Chronic pain often sets the stage for a complex set of physical and psycho-social changes that are an integral part of the chronic pain problem. These ancillary effects, which add greatly to the pain patient's burden, can include:

  1. Immobility and consequent wasting of muscle, joints, etc.
  2. Depression of the immune system and increased susceptibility to disease.
  3. Disturbed sleep.
  4. Poor appetite and nutrition.
  5. Dependence on medication.
  6. Over-dependence on family and other caregivers.
  7. Repeated and/or inappropriate use of professional healthcare services.
  8. Poor performance on the job or inability to work.
  9. Introspective isolation from friends, family and society.
  10. Anxiety and/or fear.
  11. Bitterness, frustration, depression, and even suicide.

With so many possible causes, the precise cause of chronic pain can be hard to pinpoint. While pain may start with a disease or injury, it can persist because of stress, emotional problems, improper treatment, or persistent abnormal pain signals in the body. Chronic pain can even occur without any previous injury, illness or known cause.

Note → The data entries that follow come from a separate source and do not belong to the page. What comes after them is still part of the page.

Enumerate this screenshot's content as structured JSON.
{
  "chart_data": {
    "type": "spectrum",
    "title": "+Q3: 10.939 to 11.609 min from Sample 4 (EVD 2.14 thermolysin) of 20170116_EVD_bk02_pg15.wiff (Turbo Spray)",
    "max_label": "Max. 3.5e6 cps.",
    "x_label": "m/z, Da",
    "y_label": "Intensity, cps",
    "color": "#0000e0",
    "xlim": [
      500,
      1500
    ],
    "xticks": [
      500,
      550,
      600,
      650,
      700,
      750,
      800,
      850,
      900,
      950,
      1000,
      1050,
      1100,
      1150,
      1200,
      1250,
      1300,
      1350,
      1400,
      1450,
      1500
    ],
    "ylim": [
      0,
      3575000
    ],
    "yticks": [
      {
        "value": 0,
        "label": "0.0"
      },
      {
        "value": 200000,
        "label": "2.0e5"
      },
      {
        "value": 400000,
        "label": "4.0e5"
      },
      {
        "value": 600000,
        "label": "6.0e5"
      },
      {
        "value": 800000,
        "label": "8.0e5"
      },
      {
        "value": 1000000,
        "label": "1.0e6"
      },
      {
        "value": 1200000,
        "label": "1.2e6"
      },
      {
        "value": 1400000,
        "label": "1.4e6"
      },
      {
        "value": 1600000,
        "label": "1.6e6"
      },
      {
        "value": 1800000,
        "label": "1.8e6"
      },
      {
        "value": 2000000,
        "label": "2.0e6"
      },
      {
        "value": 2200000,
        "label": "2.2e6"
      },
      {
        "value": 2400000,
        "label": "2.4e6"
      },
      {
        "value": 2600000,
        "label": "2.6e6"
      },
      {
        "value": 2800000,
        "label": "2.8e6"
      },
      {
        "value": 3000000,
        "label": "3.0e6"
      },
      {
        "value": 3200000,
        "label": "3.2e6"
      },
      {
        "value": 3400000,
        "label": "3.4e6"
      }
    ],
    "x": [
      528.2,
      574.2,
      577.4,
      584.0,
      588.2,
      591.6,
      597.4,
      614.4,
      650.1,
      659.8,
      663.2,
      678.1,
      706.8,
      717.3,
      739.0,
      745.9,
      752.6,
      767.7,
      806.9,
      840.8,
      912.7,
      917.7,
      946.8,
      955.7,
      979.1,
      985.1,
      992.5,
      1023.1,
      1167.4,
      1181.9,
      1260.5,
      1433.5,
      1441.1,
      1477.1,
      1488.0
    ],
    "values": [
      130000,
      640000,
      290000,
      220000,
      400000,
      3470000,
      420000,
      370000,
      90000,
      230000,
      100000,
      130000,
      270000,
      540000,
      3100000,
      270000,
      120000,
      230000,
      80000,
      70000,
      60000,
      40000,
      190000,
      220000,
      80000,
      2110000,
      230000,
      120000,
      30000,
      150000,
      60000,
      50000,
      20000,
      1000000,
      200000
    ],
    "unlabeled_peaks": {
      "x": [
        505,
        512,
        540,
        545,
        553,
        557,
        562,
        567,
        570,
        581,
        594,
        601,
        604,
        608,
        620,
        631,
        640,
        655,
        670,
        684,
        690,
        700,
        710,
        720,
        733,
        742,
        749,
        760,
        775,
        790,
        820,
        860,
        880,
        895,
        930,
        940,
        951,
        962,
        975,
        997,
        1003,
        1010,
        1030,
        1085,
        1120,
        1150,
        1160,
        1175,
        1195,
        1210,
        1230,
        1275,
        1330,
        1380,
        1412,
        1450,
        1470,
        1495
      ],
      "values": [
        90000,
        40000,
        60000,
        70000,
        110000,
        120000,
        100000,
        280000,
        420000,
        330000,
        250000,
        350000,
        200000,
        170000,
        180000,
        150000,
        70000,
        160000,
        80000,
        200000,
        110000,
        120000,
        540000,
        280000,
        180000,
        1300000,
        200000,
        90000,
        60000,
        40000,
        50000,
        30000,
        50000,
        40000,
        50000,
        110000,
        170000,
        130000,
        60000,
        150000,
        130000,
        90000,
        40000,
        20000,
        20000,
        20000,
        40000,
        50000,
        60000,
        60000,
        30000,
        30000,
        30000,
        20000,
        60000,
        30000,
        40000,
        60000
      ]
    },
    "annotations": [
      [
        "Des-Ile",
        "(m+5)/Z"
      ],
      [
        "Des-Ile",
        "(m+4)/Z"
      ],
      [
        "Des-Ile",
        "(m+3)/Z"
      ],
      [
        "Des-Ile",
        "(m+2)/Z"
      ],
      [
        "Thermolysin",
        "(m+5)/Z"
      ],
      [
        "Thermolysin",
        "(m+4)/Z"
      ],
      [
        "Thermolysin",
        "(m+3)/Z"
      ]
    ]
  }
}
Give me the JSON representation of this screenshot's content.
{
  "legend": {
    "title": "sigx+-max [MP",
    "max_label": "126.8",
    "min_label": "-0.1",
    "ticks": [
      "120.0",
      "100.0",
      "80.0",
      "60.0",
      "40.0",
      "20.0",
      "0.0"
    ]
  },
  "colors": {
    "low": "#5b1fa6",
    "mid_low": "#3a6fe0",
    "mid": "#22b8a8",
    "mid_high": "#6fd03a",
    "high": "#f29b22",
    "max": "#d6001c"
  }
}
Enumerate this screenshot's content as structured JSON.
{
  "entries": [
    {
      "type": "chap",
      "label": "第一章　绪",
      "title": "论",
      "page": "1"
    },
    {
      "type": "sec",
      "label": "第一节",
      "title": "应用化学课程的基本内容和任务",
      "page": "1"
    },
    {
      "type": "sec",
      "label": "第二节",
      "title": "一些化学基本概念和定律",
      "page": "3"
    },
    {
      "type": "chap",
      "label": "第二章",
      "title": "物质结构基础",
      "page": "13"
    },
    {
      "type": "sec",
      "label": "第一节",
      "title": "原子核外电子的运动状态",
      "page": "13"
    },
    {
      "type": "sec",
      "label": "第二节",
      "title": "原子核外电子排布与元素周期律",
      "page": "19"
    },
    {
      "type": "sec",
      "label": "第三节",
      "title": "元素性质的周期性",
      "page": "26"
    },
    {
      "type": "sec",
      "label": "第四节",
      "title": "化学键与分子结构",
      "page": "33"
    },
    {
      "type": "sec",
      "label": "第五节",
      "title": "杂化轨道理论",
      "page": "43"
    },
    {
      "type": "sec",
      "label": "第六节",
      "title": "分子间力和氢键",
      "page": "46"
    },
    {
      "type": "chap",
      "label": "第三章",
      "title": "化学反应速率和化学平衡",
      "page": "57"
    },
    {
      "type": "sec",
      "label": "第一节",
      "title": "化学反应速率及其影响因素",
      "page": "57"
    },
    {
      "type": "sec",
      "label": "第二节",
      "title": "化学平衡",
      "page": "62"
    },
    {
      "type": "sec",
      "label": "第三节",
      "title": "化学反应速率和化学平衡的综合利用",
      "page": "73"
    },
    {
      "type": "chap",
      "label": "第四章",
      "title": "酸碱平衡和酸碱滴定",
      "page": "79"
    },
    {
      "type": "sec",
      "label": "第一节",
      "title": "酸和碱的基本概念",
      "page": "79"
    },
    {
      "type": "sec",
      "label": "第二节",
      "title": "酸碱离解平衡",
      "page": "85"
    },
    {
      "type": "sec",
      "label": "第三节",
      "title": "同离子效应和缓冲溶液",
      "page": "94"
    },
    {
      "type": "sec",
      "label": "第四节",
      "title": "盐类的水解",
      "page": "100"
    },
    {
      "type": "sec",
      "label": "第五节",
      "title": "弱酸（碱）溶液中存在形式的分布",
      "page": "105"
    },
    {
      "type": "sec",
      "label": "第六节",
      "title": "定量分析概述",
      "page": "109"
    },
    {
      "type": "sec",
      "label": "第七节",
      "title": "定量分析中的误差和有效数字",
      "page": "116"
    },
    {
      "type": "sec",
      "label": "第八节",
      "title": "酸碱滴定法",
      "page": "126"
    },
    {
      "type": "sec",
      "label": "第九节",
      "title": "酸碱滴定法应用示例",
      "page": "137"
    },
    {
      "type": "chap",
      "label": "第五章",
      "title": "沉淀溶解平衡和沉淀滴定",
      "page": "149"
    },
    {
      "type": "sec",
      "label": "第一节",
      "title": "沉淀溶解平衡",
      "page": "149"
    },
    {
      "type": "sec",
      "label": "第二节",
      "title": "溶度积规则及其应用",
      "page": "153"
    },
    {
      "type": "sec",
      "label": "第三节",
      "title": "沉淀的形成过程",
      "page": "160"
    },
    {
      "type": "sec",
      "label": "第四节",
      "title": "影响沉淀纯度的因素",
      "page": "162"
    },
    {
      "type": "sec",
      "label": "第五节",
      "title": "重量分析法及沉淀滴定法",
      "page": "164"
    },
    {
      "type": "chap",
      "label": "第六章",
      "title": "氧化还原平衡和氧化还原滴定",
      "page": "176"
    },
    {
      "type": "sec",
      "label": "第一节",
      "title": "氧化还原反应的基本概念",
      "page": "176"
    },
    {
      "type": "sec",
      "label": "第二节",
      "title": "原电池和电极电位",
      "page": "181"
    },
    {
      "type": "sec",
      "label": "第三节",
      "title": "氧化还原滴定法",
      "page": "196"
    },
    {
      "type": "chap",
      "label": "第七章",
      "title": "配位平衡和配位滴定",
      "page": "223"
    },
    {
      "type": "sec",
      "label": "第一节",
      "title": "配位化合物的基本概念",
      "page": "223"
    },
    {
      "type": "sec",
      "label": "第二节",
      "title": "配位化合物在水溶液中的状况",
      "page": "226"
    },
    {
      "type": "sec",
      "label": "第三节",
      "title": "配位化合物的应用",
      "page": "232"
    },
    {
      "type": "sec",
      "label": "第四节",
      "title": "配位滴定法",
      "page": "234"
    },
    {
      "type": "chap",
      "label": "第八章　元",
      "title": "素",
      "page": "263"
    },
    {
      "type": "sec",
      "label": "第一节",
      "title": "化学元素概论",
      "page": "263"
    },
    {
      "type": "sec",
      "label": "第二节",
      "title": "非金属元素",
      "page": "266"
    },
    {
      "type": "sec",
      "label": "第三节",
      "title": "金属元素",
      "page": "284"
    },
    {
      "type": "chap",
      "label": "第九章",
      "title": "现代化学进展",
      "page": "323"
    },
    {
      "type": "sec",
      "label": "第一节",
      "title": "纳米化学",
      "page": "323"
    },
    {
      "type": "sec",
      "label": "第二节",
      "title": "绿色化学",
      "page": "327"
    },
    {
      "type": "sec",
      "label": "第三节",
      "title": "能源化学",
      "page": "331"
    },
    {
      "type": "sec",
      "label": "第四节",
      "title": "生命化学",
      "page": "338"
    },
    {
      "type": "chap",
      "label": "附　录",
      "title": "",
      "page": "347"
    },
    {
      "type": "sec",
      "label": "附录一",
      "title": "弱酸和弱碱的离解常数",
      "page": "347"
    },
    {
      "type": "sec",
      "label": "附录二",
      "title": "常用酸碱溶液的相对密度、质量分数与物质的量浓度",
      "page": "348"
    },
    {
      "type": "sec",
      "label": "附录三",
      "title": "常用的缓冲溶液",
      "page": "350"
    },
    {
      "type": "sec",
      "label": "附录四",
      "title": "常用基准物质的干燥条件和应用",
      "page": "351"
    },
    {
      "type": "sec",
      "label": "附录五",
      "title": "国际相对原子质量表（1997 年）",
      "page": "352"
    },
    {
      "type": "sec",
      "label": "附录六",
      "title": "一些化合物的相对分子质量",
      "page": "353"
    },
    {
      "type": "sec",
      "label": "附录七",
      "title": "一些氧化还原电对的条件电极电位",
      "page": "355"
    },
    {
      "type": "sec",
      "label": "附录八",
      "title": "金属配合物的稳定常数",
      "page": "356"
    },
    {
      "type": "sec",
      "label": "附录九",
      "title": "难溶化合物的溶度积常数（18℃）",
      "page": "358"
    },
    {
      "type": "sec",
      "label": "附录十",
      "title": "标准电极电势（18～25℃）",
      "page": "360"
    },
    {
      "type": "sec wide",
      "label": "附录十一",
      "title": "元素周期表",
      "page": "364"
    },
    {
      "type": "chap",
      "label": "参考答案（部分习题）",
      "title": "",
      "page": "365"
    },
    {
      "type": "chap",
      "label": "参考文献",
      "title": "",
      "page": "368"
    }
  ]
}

There are a number of specific diseases that are often associated with pain - diabetes, blood vessel problems, shingles, and most types of cancer, for example. Treatment may bring the disease under control, or even cure it completely, but the chronic pain carries on and on.

On the other hand, it is a mistake to think that if the pain-causing disease cannot be cured, neither can the pain. Managing chronic pain requires the attention of a medical specialist, just as treating a specific disease like cancer needs the expertise of a specialist (an oncologist).

If you are suffering from chronic pain, discuss treatment options with your doctor and ask to be referred to a Pain Specialist near you.